Let’s talk about what is holding up the players and the organizations from agreeing to a decision on how money is distributed.
The NBA Salary Cap is the limit as to how much NBA teams are allowed to pay their players. It was actually first initiated in 1946, but it only lasted that one season. The first modern cap started in the '84-85 season, and has been in place ever since. Here is a Time Series Plot (Stat > Time Series > Time Series Plot in Minitab Statistical Software) of how the cap has grown over the years:
As you can see, the Salary Cap has risen steadily throughout the years. Why has it risen? Well, salary cap is calculated by a projected basketball income per year, and it’s a specific percentage of that income given to the players. Since 2006, the defined percentage of BRI (basketball related income) given to players has been at 51%. It is this number that owners and players are fighting over. Why? Well, NBA commissioner David Stern claims that he expects the NBA to lose $300 million this season, after losing $340 million in the 2009-2010 season.

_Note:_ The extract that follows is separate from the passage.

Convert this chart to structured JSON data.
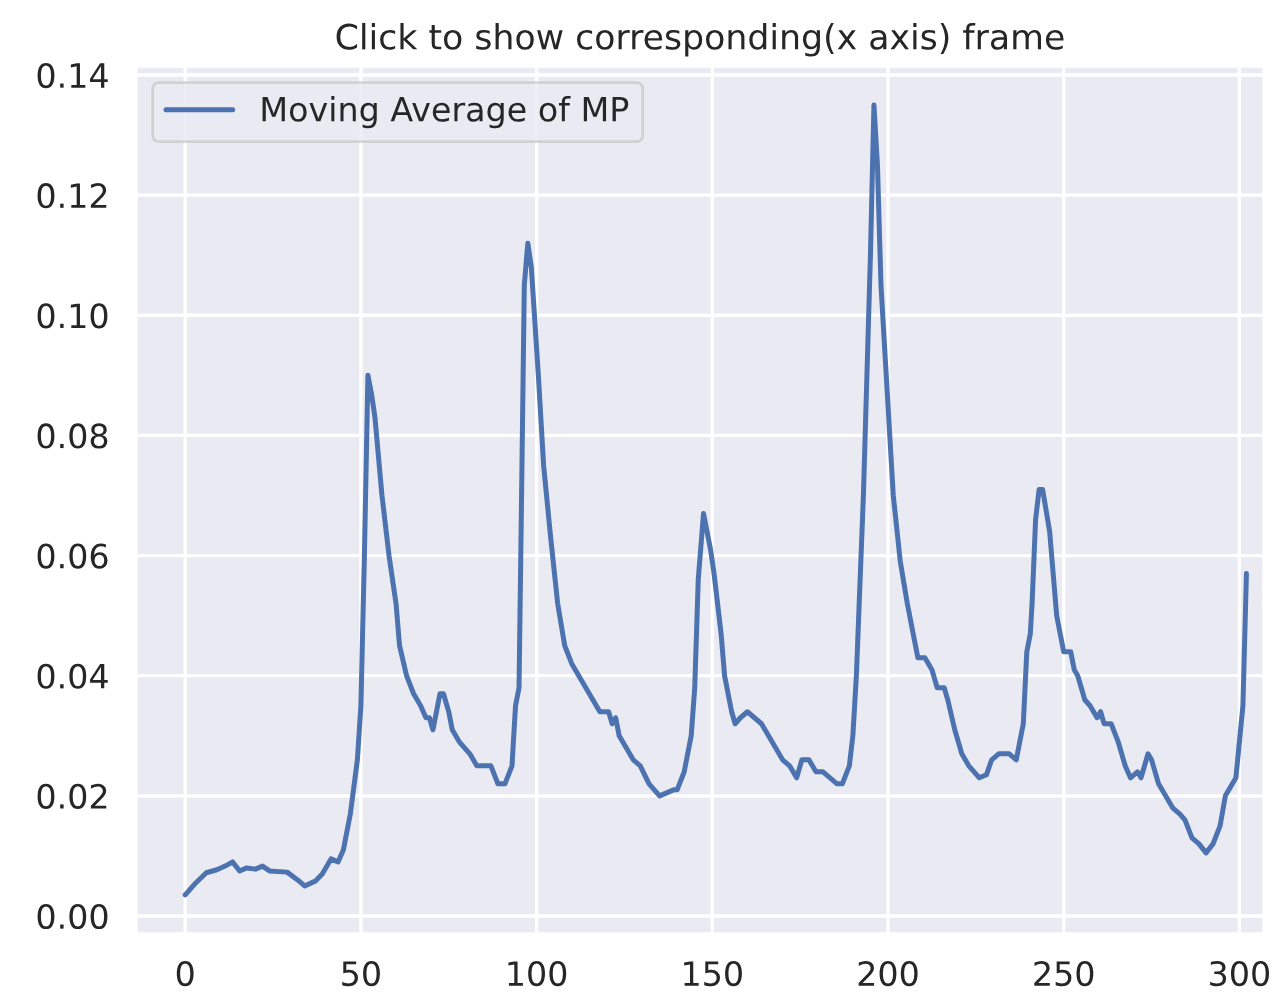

Have people stopped going to games? Let’s look at attendance:
So attendances seem consistent, although I am sure there might be some variability among individual teams. Let’s look at a couple of big-market teams (NY, LA, Miami) and a couple of smaller-market teams (Indy, Cleveland, and Milwaukee) across the years:
To add these colored attributes by group in Minitab, you just right-click on the bars from your Bar Chart, go to Edit Bars > Groups, and then enter your grouping variable under "Assign attributes by categorical variables." The catch? This specific graph was created by using Graph > Bar Chart > Values from a Table > One column of values, Cluster. I had to include both my team and Year column for my categorical variables for grouping. I then had to remove the Teams from the X-axis(right click on the X-scale > 'Show'). This is why you only see Year on the x-axis. Pretty nifty huh?
One funny observation: the Cavaliers got a boost in attendance during King James’ first year (2003-2004).
Published by the Team Marketing Research Group in November 2010, here is a list of Fan Cost Index Scores for the NBA across all teams in the 2010-2011 season.*
Visual inspection of the graph suggests you will pay more for seeing the teams from the more popular cities. There seems to be more of a mix of Playoff and non-Playoff teams as FCI score drops, which is good for fans -- at least for that 2010-2011 season. Who wants to pay more to see their team make the playoffs? It’s a major concern for smaller market teams and their fans, who try to attract big ticket players to their franchises.
*Fan Cost Index™ comprises the prices of four (4) average-price tickets, two (2) small draft beers, four (4) small soft drinks, four (4) regular-size hot dogs, parking for one (1) car, two (2) game programs and two (2) least-expensive, adult-size adjustable caps.